Это готовое и элегантное, на мой взгляд, решение проблемы Уоллеса. В самом деле, теперь становится ясно, что такой проблемы просто нет. Происхождение письма и чтения не может быть понято как прямое эволюционное приспособление. Происхождение этих культурных феноменов обеспечивается поразительной пластичностью человеческого мозга и тем, что даже за малый срок человеческой жизни основанный на опыте отбор становится таким же мощным фактором изменений, как и отбор естественный. Для Дарвина естественный отбор не отменял индивидуальное культурное развитие, в сотни тысяч раз превышающее по скорости развитие путем естественного отбора, – напротив, он подготовил почву для этого. Мы знаем грамоту не благодаря божественному вмешательству, а благодаря культурному изобретению и культурному отбору, обеспеченному блистательным и творческим применением существовавших и ранее свойств нейронов центральной нервной системы.

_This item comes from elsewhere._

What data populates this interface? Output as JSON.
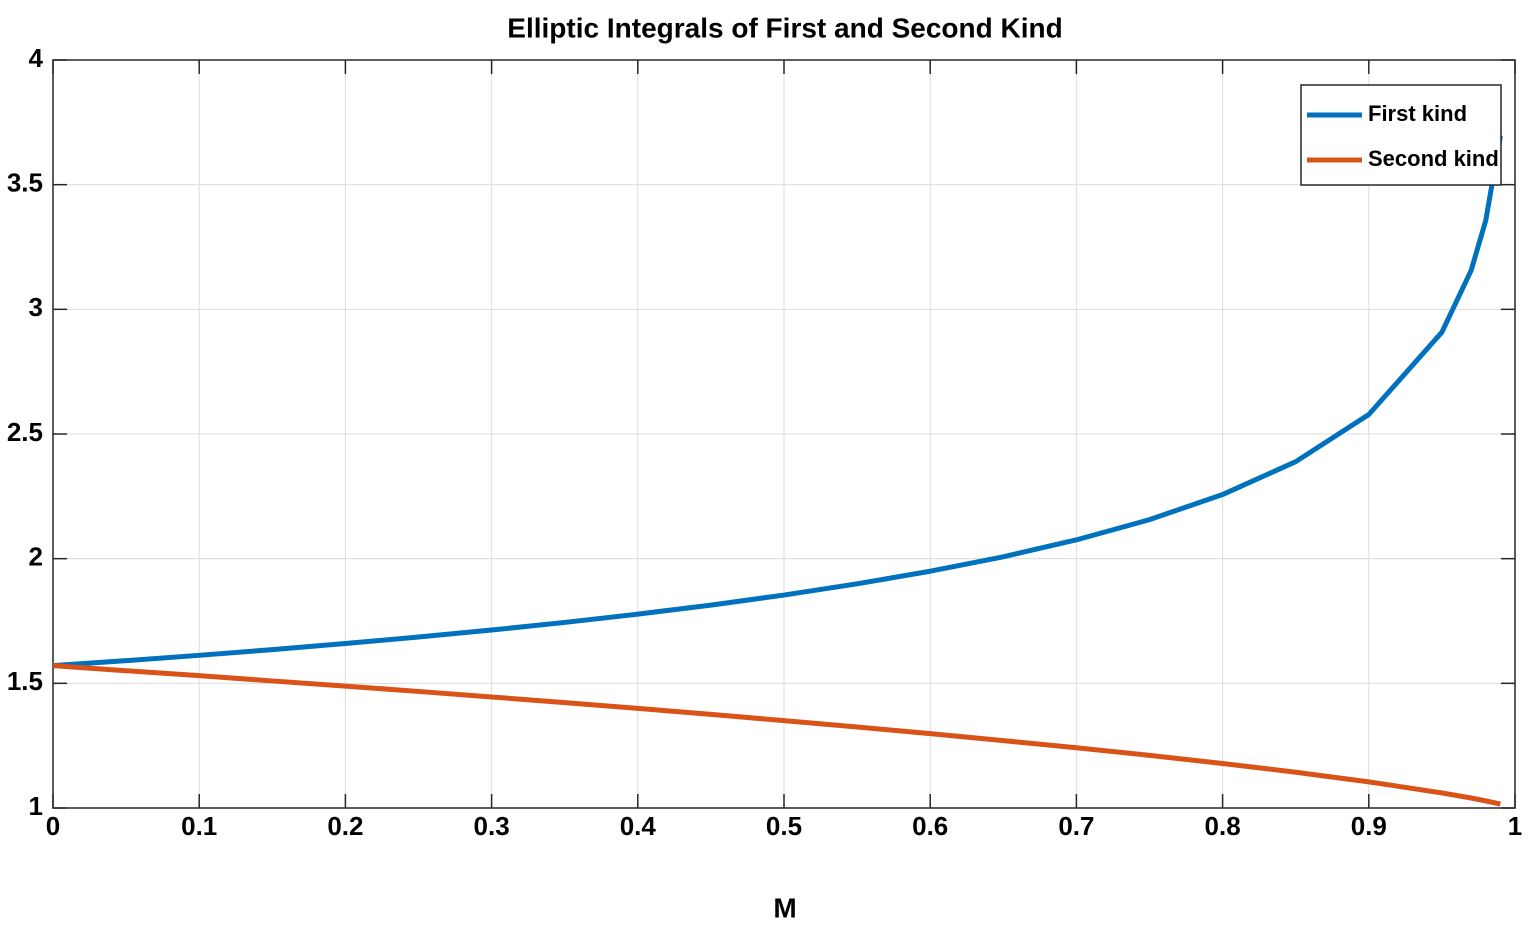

Область восприятия зрительной формы слов является ключевой для распознавания букв и слов, но в чтение вовлечены и другие, более высокоорганизованные структуры головного мозга. Эти структуры, например, позволили Говарду правильно угадывать слова, исходя из контекста. Даже сейчас, девять лет спустя после инсульта, он по-прежнему не способен распознавать слова целиком, по их виду, – но его писательское воображение восполняет пробелы.
Когда Говард находился в реабилитационном отделении, один из врачей предложил ему вести «книгу памяти» – для того чтобы напоминать самому себе о назначенных встречах, а также чтобы записывать мысли. Говард, который всю сознательную жизнь вел дневник, пришел в восторг от этой идеи. Такая книга памяти могла оказать неоценимую помощь не только в стабилизации его неустойчивой словесной памяти, но и в стимуляции его самосознания как писателя.
«Я знал, что не могу больше рассчитывать на «липкий пластырь» памяти. Я мог запнуться и не договорить фразы, оттого что забыл нужное слово, хотя твердо был уверен, что только что его помнил. Я научился записывать разные важные вещи в книгу памяти немедленно, не откладывая на потом. Памятная книга дала мне возможность снова почувствовать себя стоящим у кормила собственной жизни. Я не расставался с ней: это был одновременно мой дневник, ежедневник и рабочий блокнот. Больницы зачастую делают людей пассивными – моя книга памяти вернула мне важную часть самого себя».